Bayram Hutbesi Nasıl Okunur?
22- Bayram Hutbesi Nasıl Okunur?
1589- Câbir b. Abdullah (radıyallahü anh)’tan rivâyete göre, şöyle demiştir: Rasûlüllah (sallallahü aleyhi ve sellem) hutbesini şöyle yapardı:
(Önce Allah’a hamd edip onu gerektiği şekilde övdükten sonra şöyle buyururdu:
(Allah’ın hidayete erdirdiğini kimse saptıramaz, saptırdığını da kimse hidayete erdiremez. Sözlerin en doğrusu Allah’ın Kitab’ıdır. Yolların en güzeli Muhammed’in yoludur. Yapılan işlerin en şerlisi sonradan uydurulup ortaya çıkarılanlardır. Her sonradan uydurulan şey ise bidattir. Her bidatte sapıklıktır. Her sapıkta Cehennemliktir.) Daha sonra sözlerini şöyle sürdürdü:
(Kıyamette ben şöyle gönderildim diyerek iki parmağını birbirine yaklaştırıp işaret ederdi. Kıyametten bahsettiğinde yüzü kızarır, sesi yükselir, şiddeti artardı. Sanki orduya bir tehlikeyi haber veren komutan gibi tavır içine girerek:
(Akşama ve sabaha vay o sizin başınıza geleceklere…) der ve şöyle devam ederdi. (Mal bırakan kimsenin mirasçısı aile fertleridir. Kim de borç ve yetimler bırakarak ölürse onun yetimlerine bakmak bana aittir. Mü’minlerin böyle işlerine ben daha layığım.) (Müslim, Cuma: 13; Ebû Dâvûd, Haraç: 15)

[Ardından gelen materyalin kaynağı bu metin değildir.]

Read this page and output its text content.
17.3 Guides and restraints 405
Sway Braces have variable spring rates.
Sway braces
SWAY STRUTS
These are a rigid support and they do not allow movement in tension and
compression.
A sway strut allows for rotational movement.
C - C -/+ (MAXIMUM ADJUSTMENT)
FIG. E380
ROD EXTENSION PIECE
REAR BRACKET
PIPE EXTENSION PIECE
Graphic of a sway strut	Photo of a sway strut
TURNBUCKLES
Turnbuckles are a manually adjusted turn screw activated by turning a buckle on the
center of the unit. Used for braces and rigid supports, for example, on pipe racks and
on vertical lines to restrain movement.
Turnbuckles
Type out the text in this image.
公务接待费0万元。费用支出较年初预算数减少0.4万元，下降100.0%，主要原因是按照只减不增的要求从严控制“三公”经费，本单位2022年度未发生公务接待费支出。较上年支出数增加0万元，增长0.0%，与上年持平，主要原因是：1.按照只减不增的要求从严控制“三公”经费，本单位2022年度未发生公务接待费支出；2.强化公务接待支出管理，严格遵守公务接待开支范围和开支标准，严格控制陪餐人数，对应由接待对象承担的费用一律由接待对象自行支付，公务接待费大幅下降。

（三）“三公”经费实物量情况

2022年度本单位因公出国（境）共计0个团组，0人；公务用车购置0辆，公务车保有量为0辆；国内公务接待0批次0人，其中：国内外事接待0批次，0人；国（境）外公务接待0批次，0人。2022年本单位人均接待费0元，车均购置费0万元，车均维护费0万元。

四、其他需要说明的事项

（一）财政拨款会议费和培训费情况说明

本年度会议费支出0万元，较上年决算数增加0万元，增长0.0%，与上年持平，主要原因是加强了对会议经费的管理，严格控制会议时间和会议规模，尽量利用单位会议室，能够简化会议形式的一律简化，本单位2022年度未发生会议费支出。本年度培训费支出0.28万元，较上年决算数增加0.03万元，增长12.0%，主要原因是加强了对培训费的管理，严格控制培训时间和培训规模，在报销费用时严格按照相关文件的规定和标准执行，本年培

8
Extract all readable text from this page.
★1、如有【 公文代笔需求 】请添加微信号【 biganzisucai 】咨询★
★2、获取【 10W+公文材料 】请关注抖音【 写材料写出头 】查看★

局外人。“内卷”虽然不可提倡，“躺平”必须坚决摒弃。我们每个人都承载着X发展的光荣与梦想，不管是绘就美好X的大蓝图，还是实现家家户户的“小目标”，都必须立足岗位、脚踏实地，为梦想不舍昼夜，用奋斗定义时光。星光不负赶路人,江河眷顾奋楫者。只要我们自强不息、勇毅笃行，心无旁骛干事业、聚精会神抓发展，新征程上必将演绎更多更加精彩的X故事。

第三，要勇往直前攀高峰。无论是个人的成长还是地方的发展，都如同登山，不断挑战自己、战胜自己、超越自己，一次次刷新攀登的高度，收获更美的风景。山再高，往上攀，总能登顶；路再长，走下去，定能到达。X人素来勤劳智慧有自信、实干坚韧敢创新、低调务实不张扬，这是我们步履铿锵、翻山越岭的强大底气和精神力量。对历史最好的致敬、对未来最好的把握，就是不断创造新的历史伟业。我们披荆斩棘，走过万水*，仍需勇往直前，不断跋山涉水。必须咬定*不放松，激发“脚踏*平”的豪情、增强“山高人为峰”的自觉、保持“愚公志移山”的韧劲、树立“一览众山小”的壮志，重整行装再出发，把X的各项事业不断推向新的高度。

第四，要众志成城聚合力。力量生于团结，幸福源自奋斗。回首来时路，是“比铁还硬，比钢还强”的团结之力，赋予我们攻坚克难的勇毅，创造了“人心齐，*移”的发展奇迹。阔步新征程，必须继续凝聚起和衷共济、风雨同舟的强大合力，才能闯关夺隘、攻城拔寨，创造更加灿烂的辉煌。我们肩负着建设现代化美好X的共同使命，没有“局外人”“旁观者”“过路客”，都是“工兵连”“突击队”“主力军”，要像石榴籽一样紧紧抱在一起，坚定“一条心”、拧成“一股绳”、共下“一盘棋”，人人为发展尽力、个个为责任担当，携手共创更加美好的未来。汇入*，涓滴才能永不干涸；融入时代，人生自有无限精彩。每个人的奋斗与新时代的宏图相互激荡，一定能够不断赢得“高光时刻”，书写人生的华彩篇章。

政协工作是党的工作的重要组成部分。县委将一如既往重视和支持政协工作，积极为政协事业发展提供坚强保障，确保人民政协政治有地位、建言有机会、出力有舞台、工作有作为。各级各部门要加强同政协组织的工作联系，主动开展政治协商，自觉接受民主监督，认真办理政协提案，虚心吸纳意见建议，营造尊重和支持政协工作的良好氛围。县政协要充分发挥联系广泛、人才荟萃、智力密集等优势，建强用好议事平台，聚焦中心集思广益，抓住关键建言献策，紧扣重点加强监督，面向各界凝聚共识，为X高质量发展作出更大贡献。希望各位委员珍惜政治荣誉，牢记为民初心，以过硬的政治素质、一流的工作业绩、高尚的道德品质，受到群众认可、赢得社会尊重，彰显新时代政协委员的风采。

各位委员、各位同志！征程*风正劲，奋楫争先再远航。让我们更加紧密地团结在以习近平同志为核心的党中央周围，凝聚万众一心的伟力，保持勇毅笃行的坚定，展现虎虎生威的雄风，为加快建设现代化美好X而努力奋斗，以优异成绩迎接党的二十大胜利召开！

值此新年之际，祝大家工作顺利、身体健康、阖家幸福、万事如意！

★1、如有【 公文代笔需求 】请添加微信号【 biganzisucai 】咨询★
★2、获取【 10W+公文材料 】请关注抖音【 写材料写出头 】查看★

٢٢ - باب كَيْفَ الْخُطْبَةُ
١٥٨٩ - أَخْبَرَنَا عُتْبَةُ بْنُ عَبْدِ اللَّهِ، قَالَ أَنْبَأَنَا ابْنُ الْمُبَارَكِ، عَنْ سُفْيَانَ، عَنْ جَعْفَرِ بْنِ مُحَمَّدٍ، عَنْ أَبِيهِ، عَنْ جَابِرِ بْنِ عَبْدِ اللَّهِ، قَالَ كَانَ رَسُولُ اللَّهِ صلّى اللّه عليه وسلّم يَقُولُ فِي خُطْبَتِهِ يَحْمَدُ اللَّهَ وَيُثْنِي عَلَيْهِ بِمَا هُوَ أَهْلُهُ ثُمَّ يَقُولُ ( مَنْ يَهْدِهِ اللَّهُ فَلاَ مُضِلَّ لَهُ وَمَنْ يُضْلِلْهُ فَلاَ هَادِيَ لَهُ إِنَّ أَصْدَقَ الْحَدِيثِ كِتَابُ اللَّهِ وَأَحْسَنَ الْهَدْىِ هَدْىُ مُحَمَّدٍ وَشَرَّ الأُمُورِ مُحْدَثَاتُهَا وَكُلَّ مُحْدَثَةٍ بِدْعَةٌ وَكُلَّ بِدْعَةٍ ضَلاَلَةٌ وَكُلَّ ضَلاَلَةٍ فِي النَّارِ ) . ثُمَّ يَقُولُ ( بُعِثْتُ أَنَا وَالسَّاعَةُ كَهَاتَيْنِ ) . وَكَانَ إِذَا ذَكَرَ السَّاعَةَ احْمَرَّتْ وَجْنَتَاهُ وَعَلاَ صَوْتُهُ وَاشْتَدَّ غَضَبُهُ كَأَنَّهُ نَذِيرُ جَيْشٍ يَقُولُ ( صَبَّحَكُمْ مَسَّاكُمْ ) . ثُمَّ قَالَ ( مَنْ تَرَكَ مَالاً فَلأَهْلِهِ وَمَنْ تَرَكَ دَيْنًا أَوْ ضِيَاعًا فَإِلَىَّ أَوْ عَلَىَّ وَأَنَا أَوْلَى بِالْمُؤْمِنِينَ ) .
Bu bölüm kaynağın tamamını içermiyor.